This is the exact problem:
Suppose that $X, Y$ are random variables with $Sx =2, Sy = 3$. Let $Z = 3X - 2Y$, and assume that $Sz = 6$. Find the covariance, $\text{cov}(X, Y)$.
I have equations for covariance but they involve the means of $X$ and $Y$, or the correlation of $X$ and $Y$.
Any ideas?
The trick is to recall the formula $$\operatorname{Var}[cA + dB] = c^2 \operatorname{Var}[A] + d^2 \operatorname{Var}[B] + 2cd \operatorname{Cov}[A,B].$$ Apply this for a suitable choice of constants $c, d$ and random variables $A, B$.

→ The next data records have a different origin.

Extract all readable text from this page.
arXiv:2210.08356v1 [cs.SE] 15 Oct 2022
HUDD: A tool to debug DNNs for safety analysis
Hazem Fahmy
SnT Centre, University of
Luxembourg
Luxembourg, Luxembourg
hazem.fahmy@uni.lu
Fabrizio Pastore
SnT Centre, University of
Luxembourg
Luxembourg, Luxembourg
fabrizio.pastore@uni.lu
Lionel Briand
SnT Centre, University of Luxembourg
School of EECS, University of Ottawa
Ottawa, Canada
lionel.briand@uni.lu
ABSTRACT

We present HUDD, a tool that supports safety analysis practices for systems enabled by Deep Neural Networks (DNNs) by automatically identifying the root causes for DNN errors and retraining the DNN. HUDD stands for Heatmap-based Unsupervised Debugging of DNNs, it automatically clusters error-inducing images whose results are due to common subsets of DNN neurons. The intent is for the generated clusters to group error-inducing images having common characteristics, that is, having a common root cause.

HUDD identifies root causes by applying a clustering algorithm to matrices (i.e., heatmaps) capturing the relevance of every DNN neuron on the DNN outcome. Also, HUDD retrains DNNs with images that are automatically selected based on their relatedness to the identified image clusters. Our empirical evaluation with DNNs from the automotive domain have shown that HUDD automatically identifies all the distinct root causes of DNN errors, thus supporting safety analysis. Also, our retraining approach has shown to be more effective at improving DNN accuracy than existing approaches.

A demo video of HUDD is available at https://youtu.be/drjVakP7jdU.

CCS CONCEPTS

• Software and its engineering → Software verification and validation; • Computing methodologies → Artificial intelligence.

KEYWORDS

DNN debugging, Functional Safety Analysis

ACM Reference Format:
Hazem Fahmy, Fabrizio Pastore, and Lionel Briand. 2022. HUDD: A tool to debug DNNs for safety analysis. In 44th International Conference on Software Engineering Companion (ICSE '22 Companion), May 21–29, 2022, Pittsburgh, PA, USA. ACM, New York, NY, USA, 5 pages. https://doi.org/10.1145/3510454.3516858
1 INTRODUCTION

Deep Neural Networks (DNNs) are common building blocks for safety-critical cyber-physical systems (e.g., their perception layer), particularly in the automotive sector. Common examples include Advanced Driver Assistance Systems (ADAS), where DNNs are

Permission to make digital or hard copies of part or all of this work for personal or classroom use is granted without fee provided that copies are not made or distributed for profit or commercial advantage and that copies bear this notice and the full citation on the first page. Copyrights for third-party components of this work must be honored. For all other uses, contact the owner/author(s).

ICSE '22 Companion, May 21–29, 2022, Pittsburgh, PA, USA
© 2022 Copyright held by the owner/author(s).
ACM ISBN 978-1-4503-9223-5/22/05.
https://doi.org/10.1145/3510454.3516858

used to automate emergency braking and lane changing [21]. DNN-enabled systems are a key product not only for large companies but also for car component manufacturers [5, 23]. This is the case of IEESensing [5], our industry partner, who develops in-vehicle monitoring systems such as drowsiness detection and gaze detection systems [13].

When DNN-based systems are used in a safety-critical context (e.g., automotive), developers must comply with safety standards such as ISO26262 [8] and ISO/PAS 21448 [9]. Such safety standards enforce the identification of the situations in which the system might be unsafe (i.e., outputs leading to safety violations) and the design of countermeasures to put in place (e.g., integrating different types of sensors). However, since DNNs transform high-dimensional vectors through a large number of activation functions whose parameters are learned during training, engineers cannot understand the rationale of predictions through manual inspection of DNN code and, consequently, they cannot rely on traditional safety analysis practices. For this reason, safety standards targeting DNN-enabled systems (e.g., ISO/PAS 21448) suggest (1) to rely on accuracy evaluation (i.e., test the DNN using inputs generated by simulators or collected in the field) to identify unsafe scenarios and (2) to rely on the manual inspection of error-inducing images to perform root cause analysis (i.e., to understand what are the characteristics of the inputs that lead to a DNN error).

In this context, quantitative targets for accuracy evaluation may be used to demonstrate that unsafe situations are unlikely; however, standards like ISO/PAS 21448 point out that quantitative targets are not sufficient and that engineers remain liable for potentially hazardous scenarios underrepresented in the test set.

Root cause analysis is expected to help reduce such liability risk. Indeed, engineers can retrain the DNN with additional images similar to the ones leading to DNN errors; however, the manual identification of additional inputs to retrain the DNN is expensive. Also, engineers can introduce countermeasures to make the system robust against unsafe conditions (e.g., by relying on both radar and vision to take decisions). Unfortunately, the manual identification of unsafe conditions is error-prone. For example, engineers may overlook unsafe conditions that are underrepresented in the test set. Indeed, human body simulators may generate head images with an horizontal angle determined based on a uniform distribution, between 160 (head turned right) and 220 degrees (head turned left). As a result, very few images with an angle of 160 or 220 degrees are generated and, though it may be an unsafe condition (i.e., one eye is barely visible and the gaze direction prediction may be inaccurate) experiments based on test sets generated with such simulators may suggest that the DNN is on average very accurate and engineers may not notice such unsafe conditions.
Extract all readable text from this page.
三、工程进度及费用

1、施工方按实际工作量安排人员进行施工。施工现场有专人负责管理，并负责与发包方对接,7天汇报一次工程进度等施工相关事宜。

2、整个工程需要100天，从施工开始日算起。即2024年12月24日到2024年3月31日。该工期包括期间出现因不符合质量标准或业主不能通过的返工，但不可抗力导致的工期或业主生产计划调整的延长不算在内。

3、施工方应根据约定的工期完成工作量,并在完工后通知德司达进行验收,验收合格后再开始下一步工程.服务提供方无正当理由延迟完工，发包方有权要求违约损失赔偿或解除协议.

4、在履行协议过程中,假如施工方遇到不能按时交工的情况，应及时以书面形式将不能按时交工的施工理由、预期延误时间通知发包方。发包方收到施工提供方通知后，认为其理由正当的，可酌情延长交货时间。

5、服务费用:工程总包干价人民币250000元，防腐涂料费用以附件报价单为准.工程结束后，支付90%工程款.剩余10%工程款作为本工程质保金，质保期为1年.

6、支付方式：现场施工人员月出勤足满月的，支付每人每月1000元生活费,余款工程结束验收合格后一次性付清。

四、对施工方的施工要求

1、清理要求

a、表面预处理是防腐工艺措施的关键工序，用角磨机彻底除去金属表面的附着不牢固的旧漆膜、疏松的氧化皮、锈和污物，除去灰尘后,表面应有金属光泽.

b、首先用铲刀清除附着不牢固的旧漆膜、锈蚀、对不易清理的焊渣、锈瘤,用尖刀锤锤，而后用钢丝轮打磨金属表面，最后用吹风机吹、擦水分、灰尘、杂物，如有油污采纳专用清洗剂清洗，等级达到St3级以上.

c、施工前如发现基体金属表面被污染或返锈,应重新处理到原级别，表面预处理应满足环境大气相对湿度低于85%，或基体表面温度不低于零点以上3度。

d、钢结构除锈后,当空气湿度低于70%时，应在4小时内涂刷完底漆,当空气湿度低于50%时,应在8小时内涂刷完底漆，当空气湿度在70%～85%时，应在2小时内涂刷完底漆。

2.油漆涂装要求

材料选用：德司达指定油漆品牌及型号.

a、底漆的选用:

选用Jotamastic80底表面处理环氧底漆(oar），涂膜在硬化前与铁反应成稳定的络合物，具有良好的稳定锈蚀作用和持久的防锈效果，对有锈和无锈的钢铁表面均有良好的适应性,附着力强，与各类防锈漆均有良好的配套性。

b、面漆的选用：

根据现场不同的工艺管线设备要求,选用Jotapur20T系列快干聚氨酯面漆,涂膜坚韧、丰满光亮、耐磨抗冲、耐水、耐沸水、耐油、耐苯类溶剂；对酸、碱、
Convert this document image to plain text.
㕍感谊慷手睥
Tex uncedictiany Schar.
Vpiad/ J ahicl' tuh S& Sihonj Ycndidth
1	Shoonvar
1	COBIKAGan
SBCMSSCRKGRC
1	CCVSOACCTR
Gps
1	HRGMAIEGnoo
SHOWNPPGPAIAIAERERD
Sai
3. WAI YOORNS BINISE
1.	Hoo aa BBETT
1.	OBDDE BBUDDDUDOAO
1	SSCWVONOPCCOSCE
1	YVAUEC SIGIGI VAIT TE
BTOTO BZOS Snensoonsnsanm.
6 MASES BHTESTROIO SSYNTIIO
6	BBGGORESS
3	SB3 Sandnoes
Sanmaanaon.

We work with variances, not standard deviations. We have $$\text{Var}(Z)=\text{Var}(3X-2Y)=9\text{Var}(X)+4\text{Var}(Y)-12\text{Cov}(X,Y).\tag{1}$$ Formula (1) together with the given information are enough to calculate $\text{Cov}(X,Y)$.
Remark: Although the standard defining formulas for variance and covariance involve the mean, in a sense the mean is irrelevant. If $X'=a+X$ and $Y'=b+Y$, then the variance of $X'$ is the same as the variance of $X$, the variance of $Y'$ is the same as the variance of $Y$, and the covariances also match.